Besides a space station, China is also planning to build a base on the moon, and the country’s National Space Administration has announced plans to launch a manned lunar mission by 2029.

But lunar work suffered a setback in 2017 when the Long March-5 Y2, a powerful heavy-lift rocket, failed to embark on a mission to send communications satellites into orbit.

This forced the postponement of the launch of Chang’e-5, originally scheduled to collect samples from the Moon in the second half of 2017.

Another robot, the Chang’e-4, landed on the far side of the Moon in January 2019, a historic first.

This was followed by one who landed on the near face of the Moon last year, hoisting a Chinese flag on the lunar surface.

China has conducted experiments in a laboratory simulating a lunar-like environment in preparation for its long-term goal of sending humans to the moon. – © AFP

The unmanned spacecraft returned to Earth in December with rocks and soil – the first lunar samples collected in four decades.

And in February 2021, the first images of Mars were returned by the five-ton Tianwen-1, which then landed a rover on the Martian surface in May that has since started exploring the surface of the Red Planet.

– Palace in the sky –

A trio of astronauts successfully docked on Saturday at the Tianhe central module of the Chinese space station, which was placed in orbit on April 29.
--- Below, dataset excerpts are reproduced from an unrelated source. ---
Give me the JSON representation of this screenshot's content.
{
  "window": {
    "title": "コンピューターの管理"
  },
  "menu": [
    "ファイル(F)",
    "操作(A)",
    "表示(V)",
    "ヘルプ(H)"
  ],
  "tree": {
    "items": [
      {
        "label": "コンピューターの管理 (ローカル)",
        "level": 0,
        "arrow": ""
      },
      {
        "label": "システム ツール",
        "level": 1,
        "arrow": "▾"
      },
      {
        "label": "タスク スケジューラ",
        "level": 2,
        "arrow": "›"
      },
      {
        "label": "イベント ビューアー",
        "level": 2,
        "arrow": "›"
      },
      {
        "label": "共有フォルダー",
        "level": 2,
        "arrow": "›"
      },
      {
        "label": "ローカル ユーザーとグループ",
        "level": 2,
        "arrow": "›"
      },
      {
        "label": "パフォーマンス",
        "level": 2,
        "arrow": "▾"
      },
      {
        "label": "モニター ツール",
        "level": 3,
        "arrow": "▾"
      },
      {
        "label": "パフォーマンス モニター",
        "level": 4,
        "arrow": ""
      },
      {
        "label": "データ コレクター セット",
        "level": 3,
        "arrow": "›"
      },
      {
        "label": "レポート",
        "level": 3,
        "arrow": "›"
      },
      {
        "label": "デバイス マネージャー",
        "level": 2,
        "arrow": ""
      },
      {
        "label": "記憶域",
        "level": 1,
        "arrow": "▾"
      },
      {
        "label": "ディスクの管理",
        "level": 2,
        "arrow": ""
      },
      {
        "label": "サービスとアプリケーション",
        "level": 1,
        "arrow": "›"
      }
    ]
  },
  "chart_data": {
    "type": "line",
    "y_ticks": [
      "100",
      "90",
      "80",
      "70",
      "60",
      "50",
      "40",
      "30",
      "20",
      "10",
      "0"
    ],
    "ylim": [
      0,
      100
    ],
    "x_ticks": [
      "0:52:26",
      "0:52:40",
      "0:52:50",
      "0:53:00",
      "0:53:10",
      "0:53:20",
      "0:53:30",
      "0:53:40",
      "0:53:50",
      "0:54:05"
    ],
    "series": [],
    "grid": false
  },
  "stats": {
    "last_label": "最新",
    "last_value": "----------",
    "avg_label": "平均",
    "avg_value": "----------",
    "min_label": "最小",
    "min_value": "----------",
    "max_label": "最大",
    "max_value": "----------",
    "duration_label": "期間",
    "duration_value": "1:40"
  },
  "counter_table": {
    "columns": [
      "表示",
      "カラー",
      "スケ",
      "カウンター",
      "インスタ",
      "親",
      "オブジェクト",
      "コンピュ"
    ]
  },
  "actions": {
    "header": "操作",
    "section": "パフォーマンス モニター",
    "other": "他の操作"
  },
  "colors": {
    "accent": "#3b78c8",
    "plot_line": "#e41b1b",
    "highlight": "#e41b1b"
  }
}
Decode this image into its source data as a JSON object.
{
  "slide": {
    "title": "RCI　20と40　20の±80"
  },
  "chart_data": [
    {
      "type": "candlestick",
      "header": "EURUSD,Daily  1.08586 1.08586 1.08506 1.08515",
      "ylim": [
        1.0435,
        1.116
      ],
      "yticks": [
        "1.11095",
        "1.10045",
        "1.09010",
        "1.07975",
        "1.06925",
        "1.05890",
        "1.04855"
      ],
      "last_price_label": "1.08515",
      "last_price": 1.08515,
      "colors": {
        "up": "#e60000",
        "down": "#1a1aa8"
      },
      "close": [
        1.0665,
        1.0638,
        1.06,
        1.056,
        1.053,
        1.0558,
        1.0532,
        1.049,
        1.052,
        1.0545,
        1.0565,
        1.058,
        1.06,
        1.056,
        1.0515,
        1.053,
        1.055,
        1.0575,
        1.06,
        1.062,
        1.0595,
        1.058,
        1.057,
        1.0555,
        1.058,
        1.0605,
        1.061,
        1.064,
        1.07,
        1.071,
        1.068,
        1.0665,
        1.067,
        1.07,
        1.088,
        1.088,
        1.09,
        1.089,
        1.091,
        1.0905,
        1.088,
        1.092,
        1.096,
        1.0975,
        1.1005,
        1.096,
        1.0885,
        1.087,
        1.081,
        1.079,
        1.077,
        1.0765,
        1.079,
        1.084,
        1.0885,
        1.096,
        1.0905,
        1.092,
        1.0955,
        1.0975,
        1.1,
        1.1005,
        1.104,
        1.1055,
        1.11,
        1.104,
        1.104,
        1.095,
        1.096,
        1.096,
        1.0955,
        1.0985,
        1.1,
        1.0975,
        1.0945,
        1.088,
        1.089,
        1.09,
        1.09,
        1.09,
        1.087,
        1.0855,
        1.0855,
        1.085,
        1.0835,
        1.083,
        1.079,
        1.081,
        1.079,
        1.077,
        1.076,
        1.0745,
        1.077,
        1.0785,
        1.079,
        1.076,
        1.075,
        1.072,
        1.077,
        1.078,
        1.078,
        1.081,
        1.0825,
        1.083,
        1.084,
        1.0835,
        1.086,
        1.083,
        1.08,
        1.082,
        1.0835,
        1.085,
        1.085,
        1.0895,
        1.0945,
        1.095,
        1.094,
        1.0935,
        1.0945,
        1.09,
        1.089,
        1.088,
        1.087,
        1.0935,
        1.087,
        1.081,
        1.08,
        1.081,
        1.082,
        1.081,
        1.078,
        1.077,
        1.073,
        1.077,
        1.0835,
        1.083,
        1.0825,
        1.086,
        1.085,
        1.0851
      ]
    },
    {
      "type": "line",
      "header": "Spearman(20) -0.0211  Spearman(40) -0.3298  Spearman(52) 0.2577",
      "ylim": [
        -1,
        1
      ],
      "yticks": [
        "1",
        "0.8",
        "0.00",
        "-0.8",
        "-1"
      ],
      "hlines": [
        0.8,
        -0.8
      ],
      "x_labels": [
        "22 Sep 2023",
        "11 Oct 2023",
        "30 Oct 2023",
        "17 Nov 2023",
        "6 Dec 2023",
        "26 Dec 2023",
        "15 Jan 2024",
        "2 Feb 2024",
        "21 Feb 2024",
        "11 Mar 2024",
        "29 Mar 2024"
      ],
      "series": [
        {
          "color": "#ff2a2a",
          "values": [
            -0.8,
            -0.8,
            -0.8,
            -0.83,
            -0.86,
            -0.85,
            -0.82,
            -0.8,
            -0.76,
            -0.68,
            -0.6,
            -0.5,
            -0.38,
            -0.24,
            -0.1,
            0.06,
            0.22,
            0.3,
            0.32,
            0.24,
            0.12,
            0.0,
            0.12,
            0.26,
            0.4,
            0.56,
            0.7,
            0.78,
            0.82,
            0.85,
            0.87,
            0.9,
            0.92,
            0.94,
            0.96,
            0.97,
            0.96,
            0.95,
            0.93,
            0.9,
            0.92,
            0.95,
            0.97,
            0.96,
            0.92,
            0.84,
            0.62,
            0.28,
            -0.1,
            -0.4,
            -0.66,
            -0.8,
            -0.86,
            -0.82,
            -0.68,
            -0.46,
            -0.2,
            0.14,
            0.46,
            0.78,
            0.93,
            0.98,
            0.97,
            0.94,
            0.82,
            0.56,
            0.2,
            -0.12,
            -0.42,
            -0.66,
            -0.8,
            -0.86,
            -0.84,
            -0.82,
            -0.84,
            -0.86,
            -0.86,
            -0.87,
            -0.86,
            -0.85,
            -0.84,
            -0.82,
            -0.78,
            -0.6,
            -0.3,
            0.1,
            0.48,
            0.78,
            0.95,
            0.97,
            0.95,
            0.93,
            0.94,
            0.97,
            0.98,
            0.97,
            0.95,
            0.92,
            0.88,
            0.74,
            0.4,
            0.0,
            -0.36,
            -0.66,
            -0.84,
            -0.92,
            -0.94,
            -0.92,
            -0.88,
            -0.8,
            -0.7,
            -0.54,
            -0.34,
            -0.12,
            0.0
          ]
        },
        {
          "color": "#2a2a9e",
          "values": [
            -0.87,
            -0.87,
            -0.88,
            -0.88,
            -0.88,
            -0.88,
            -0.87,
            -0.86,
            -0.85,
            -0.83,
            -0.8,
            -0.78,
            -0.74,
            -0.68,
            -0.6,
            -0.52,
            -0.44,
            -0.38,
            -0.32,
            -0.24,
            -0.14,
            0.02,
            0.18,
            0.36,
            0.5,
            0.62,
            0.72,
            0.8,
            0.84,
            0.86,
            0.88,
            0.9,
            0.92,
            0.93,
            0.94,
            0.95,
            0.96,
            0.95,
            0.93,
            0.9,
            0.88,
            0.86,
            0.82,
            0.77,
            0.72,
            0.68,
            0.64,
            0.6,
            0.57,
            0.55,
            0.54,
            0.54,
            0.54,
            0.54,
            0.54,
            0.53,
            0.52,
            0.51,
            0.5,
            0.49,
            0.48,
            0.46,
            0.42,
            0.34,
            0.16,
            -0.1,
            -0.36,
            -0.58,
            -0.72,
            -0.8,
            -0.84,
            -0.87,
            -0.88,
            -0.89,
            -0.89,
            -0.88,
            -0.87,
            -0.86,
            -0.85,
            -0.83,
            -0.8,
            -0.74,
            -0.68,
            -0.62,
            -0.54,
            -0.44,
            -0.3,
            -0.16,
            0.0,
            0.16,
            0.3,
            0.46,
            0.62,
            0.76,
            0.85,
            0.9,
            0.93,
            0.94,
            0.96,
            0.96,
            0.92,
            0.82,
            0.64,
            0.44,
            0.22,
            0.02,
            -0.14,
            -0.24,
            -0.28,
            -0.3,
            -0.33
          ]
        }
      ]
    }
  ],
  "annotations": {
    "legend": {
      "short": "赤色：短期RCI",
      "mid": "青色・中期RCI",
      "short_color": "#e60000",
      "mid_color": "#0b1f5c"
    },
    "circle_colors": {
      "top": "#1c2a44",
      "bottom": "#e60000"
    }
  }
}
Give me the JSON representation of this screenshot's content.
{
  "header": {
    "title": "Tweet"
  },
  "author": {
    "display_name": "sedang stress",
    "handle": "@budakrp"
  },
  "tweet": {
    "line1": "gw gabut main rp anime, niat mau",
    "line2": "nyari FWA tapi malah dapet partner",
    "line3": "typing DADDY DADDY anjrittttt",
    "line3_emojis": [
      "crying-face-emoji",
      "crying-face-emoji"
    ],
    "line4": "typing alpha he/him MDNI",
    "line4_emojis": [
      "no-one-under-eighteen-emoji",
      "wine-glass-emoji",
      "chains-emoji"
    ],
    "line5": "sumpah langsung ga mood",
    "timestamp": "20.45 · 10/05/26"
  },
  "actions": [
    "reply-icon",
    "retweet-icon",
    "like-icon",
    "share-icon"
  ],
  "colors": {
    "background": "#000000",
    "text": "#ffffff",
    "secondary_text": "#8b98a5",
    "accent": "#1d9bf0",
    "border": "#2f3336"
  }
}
The astronauts are expected to stay at the station for six months, China’s longest crewed mission to date and double the length of the first crewed mission to Tiangong completed earlier this year.

China’s Tiangong space station – which means “heavenly palace” – will need a total of around 11 missions to bring more parts and assemble them into orbit.

When complete, it is expected to remain in low earth orbit between 400 and 450 kilometers (250 and 280 miles) above our planet for at least 10 years, fulfilling the ambition of maintaining a long-term human presence in the space.

While China does not plan to use its space station for global cooperation on the scale of the International Space Station, Beijing has said it is open to foreign collaboration.

It is not yet clear what the extent of this cooperation will be.